Charis Quay August 19, 2013
Please see my detailed response to Clive Kessler in the New Mandala. True, ‘casual observers’ missed a lot, but ‘country specialists’ also have some blind spots.
tompepinsky August 19, 2013
Thanks for reading and commenting, Charis. I’ve seen your post, and I think it’s really smart. I don’t really know how we disagree, to be honest.
Charis Quay August 19, 2013
Thanks for your response, Tom. No, we don’t disagree as in ‘you say x is true and I say it is false’ — I was just adding some ‘local (rural) nuance’ to the interpretation of your and Clive Kessler’s previous work. 😉 I was very glad to see this post. Your comments wrt the need to ‘dig deeper’ are well taken — you could say that I suggest some ways of digging deeper, though certainly not all possible ways.
In particular, it would be great for everyone in this conversation if there were more East Malaysian voices with access to relevant on-the-ground details and observations who could point out and ‘contextualize’ these for the outside world (including West Malaysians such as myself). I’m sure some such voices exist; the problem as always is how to help them get out. And how to encourage them to keep presenting their ‘insider’ points of view.
Another voice that needs to be heard from is that of migrant workers and refugees (2-4 million people out of ~30 million people in Malaysia). We have ‘Banglasia’ from PR, but what do the migrants themselves think about Malaysia and Malaysian politics? (Especially if some of them voted as alleged?)
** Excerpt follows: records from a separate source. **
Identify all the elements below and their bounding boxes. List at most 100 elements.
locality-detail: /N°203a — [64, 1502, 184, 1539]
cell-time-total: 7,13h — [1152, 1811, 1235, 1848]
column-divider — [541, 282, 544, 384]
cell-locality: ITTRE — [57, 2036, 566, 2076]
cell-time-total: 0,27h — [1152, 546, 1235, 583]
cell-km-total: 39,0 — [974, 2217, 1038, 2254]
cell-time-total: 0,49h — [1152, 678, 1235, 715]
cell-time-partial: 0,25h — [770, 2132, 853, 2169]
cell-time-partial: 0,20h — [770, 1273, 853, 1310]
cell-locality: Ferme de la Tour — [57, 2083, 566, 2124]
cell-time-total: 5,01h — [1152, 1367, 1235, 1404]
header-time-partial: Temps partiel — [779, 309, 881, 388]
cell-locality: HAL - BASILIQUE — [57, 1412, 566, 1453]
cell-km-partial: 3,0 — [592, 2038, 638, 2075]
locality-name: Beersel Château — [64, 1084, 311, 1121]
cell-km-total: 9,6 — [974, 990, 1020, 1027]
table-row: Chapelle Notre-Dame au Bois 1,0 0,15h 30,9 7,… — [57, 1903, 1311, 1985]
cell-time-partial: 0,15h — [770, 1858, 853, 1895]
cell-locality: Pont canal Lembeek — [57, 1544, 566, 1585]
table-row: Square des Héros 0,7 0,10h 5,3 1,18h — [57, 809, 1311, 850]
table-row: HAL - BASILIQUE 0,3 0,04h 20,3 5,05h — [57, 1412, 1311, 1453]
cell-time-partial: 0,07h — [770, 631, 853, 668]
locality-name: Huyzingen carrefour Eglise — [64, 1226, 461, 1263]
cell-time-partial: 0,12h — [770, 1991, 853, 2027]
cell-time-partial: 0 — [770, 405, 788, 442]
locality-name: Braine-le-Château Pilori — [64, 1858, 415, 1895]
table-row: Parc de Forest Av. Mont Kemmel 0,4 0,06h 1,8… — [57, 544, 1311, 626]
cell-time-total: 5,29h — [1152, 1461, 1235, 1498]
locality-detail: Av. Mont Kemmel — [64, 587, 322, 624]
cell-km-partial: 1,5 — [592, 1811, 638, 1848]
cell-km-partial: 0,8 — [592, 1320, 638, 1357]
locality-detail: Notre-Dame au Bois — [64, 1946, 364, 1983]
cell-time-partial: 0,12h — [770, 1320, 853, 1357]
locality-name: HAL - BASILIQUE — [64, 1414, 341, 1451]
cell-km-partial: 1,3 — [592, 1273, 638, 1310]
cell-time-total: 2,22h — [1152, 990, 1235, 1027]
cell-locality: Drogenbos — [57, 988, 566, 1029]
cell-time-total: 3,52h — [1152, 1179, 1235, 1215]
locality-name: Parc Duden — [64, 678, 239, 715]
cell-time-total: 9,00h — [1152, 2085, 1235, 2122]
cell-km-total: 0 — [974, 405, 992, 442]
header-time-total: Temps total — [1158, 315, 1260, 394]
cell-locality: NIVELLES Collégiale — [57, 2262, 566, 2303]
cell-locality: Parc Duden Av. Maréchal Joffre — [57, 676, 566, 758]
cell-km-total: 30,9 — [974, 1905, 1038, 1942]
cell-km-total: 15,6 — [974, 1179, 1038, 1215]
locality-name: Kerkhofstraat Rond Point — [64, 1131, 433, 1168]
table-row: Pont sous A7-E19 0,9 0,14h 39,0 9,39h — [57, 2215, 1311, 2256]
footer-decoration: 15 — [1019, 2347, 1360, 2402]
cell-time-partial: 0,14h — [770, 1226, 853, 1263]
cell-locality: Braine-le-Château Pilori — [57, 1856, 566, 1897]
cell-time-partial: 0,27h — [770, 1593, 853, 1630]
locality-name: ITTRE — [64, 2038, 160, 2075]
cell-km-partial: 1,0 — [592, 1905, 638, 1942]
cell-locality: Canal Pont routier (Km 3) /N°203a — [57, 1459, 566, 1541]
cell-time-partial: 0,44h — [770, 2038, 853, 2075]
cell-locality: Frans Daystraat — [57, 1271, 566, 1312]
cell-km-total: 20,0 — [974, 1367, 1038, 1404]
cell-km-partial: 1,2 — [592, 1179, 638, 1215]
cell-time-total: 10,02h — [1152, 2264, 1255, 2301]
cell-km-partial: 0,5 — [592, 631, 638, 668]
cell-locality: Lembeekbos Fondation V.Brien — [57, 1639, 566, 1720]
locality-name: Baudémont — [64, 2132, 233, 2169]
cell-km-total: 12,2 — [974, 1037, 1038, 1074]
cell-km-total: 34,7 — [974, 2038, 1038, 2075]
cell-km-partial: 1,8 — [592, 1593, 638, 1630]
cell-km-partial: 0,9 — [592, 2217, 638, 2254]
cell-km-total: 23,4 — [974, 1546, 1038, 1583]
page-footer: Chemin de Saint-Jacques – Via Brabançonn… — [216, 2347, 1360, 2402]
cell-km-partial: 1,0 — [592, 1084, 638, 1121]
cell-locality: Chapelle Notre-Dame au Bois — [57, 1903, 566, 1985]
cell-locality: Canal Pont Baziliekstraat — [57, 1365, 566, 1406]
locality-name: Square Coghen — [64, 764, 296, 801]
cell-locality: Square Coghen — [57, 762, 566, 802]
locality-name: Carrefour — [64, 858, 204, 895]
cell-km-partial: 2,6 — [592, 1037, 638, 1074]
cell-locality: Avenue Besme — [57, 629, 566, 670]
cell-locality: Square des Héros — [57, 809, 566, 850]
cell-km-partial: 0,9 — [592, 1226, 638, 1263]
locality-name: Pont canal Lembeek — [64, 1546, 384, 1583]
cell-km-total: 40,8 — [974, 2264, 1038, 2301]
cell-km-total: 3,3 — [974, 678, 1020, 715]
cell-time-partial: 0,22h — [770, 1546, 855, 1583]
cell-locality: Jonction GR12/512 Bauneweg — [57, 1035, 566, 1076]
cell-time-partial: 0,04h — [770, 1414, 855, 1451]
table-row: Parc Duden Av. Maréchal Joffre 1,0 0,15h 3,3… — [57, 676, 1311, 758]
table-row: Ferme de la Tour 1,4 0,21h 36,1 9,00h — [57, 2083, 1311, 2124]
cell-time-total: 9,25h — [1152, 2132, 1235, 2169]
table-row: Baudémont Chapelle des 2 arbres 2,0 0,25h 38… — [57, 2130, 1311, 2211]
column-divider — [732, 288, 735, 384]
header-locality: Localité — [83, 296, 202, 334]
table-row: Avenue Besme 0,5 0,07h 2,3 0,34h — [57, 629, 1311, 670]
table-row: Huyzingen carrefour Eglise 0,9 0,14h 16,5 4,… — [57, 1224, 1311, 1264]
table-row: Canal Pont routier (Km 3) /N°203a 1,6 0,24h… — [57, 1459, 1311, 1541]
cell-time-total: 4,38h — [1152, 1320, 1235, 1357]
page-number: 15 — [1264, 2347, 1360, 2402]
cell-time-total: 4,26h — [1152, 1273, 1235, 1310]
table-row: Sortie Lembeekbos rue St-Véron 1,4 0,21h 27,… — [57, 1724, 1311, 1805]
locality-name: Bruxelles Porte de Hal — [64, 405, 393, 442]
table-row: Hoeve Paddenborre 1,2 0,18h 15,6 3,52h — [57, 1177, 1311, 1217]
tompepinsky August 19, 2013
I heartily endorse all of this. One area in which our perspectives really do overlap is in emphasizing all of the politics of regime maintenance that happens outside of election time, which unfortunately can be a lot harder to quantify and which has unfolded over the course of many decades, with a lot of history and structure behind it. I think we do know a lot about it, at least in the case of UMNO politics in the peninsula. We are still waiting for it in East Malaysia.